Henry Martin Bradley produced three family history documents that he distributed to the extended family. The first was the family portrait taken in Chicago in 1891. The second was a genealogy book printed in 1898, tracing the Bradley family back to Yorkshire, England in the 1640s. And the third was his Autobiography that he had printed in 1907. According to my great aunt Lucile her father, my great grandfather Edward Luther Bradley, collected as many copies of his father’s Autobiography as he could locate and burned them in a can in the driveway of his house mentioned in a previous post. He almost succeeded in destroying this family document and I want to explore the possible reasons in this post.
Only two copies of the Autobiography of 1907 exist to my knowledge. They both can be traced to Ohio where Henry’s youngest daughter Addie May lived with her husband Carl Norpell. That put them out of the reach of Edward. Lucile could only say that her father was embarrassed by the books. I have quoted extensively from the Autobiography in “Moving with the Frontier” which is available to download below and speculated that it was the description of Henry’s illness and his conversation with Jesus who appeared at the foot of his bed that his son found embarrassing.
As I read the Autobiography again after these many years I am not so sure. Henry has described the three major parts of his life, growing up in and near Wellington, Ohio, his lumber business in Bay City, Michigan and his later life in Duluth, Minnesota when he became rich. When Henry was an old man he lived with his son Edward and Aunt Lucile who lived to be 92 told me of her memories of her grandfather. He preached the evils of drink but had a bottle of brandy in his room which he called “medicine”. He boasted of his generosity to the Methodist Church but railed against Catholics.
Henry was a staunch Republican and there is quite a long passage about Democratic politicians that he fought against particularly in Bay City.
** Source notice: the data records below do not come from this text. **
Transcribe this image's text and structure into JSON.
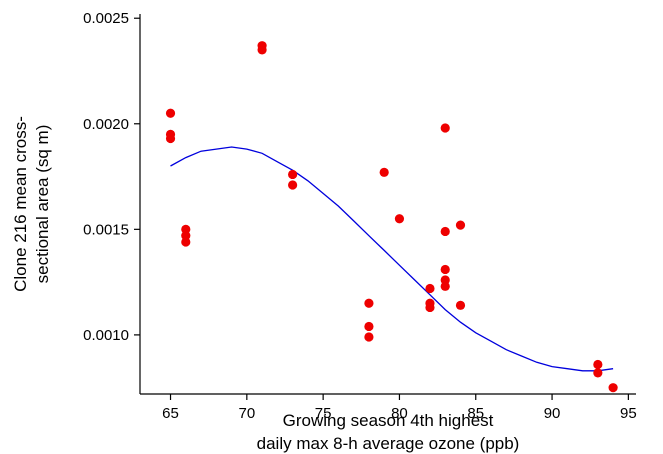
{
  "chart_data": {
    "type": "scatter",
    "xlabel": [
      "Growing season 4th highest",
      "daily max 8-h average ozone (ppb)"
    ],
    "ylabel": [
      "Clone 216 mean cross-",
      "sectional area (sq m)"
    ],
    "xlim": [
      63,
      95.5
    ],
    "ylim": [
      0.00072,
      0.00252
    ],
    "x_ticks": [
      65,
      70,
      75,
      80,
      85,
      90,
      95
    ],
    "y_ticks": [
      0.001,
      0.0015,
      0.002,
      0.0025
    ],
    "x_tick_labels": [
      "65",
      "70",
      "75",
      "80",
      "85",
      "90",
      "95"
    ],
    "y_tick_labels": [
      "0.0010",
      "0.0015",
      "0.0020",
      "0.0025"
    ],
    "grid": false,
    "points_color": "#ee0000",
    "points": [
      {
        "x": 65,
        "y": 0.00205
      },
      {
        "x": 65,
        "y": 0.00195
      },
      {
        "x": 65,
        "y": 0.00193
      },
      {
        "x": 66,
        "y": 0.0015
      },
      {
        "x": 66,
        "y": 0.00147
      },
      {
        "x": 66,
        "y": 0.00144
      },
      {
        "x": 71,
        "y": 0.00237
      },
      {
        "x": 71,
        "y": 0.00235
      },
      {
        "x": 73,
        "y": 0.00176
      },
      {
        "x": 73,
        "y": 0.00171
      },
      {
        "x": 78,
        "y": 0.00115
      },
      {
        "x": 78,
        "y": 0.00104
      },
      {
        "x": 78,
        "y": 0.00099
      },
      {
        "x": 79,
        "y": 0.00177
      },
      {
        "x": 80,
        "y": 0.00155
      },
      {
        "x": 82,
        "y": 0.00122
      },
      {
        "x": 82,
        "y": 0.00115
      },
      {
        "x": 82,
        "y": 0.00113
      },
      {
        "x": 83,
        "y": 0.00198
      },
      {
        "x": 83,
        "y": 0.00149
      },
      {
        "x": 83,
        "y": 0.00131
      },
      {
        "x": 83,
        "y": 0.00126
      },
      {
        "x": 83,
        "y": 0.00123
      },
      {
        "x": 84,
        "y": 0.00152
      },
      {
        "x": 84,
        "y": 0.00114
      },
      {
        "x": 93,
        "y": 0.00086
      },
      {
        "x": 93,
        "y": 0.00082
      },
      {
        "x": 94,
        "y": 0.00075
      }
    ],
    "fit_line": {
      "color": "#0000dd",
      "x": [
        65,
        66,
        67,
        68,
        69,
        70,
        71,
        72,
        73,
        74,
        75,
        76,
        77,
        78,
        79,
        80,
        81,
        82,
        83,
        84,
        85,
        86,
        87,
        88,
        89,
        90,
        91,
        92,
        93,
        94
      ],
      "y": [
        0.0018,
        0.00184,
        0.00187,
        0.00188,
        0.00189,
        0.00188,
        0.00186,
        0.00182,
        0.00178,
        0.00173,
        0.00167,
        0.00161,
        0.00154,
        0.00147,
        0.0014,
        0.00133,
        0.00126,
        0.00119,
        0.00112,
        0.00106,
        0.00101,
        0.00097,
        0.00093,
        0.0009,
        0.00087,
        0.00085,
        0.00084,
        0.00083,
        0.00083,
        0.00084
      ]
    }
  }
}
He was involved in litigation with the Sheriff when he was the Street Commissioner.
Another possibility is a description in his Autobiography of what might be called a nervous breakdown. His lumber business in Michigan got so demanding that he was unable to sleep at night and describes what sounds like a manic episode. His solution was to sell the lumber business and go into a less demanding line of work.
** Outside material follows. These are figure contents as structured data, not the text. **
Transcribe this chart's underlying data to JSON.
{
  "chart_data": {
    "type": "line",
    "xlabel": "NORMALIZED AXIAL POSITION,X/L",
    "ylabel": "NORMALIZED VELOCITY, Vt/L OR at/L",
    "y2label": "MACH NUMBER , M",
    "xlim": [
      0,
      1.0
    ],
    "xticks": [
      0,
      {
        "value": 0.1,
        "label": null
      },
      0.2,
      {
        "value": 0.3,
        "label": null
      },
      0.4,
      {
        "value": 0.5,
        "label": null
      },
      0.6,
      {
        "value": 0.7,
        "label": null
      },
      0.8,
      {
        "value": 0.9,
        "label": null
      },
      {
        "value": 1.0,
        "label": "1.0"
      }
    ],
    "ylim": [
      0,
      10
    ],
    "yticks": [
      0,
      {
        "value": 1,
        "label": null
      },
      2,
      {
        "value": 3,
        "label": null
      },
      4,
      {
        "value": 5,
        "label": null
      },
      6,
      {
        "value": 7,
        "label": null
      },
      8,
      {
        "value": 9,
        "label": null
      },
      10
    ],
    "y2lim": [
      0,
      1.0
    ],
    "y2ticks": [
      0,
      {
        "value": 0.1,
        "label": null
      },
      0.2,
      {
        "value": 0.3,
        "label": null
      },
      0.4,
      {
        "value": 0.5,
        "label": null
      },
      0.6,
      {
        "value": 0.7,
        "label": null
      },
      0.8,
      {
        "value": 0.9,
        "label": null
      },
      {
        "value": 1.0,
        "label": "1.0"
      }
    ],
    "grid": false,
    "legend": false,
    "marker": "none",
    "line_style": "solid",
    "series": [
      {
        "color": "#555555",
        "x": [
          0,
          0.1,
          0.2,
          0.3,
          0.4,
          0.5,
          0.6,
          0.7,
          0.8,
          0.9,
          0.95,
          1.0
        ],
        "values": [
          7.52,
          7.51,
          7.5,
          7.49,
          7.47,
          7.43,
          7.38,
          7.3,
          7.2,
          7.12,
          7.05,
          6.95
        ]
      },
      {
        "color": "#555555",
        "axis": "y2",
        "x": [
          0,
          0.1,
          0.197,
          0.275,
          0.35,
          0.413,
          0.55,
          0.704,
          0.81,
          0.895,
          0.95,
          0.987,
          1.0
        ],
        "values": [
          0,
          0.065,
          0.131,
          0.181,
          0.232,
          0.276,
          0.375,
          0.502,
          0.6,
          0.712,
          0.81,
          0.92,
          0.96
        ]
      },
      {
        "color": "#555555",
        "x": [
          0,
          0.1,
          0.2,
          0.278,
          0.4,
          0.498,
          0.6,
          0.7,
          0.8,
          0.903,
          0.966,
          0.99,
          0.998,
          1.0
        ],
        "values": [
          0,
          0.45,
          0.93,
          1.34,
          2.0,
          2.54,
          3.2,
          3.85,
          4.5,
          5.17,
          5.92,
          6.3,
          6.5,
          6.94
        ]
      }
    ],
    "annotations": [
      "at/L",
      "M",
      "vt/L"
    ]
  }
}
So what was Edward embarrassed by? There was the boasting of what could be called spiritual pride where Henry ends his book saying that Jesus rewarded him for a good life lived, or the very candid description of the up and downs of his life, or something else. If it was not for his sister Adie May in Ohio he would very nearly have succeeded in destroying this interesting family document.
I think the Autobiography should be reprinted and made available to a larger audience who would appreciate the insights into early Ohio, Michigan and Minnesota history that it provides.
Addie May Bradley Norpell with her grandchildren in Ohio. Photo provided by Melissa Rumsey Young, Addie May Norpell’s great granddaughter.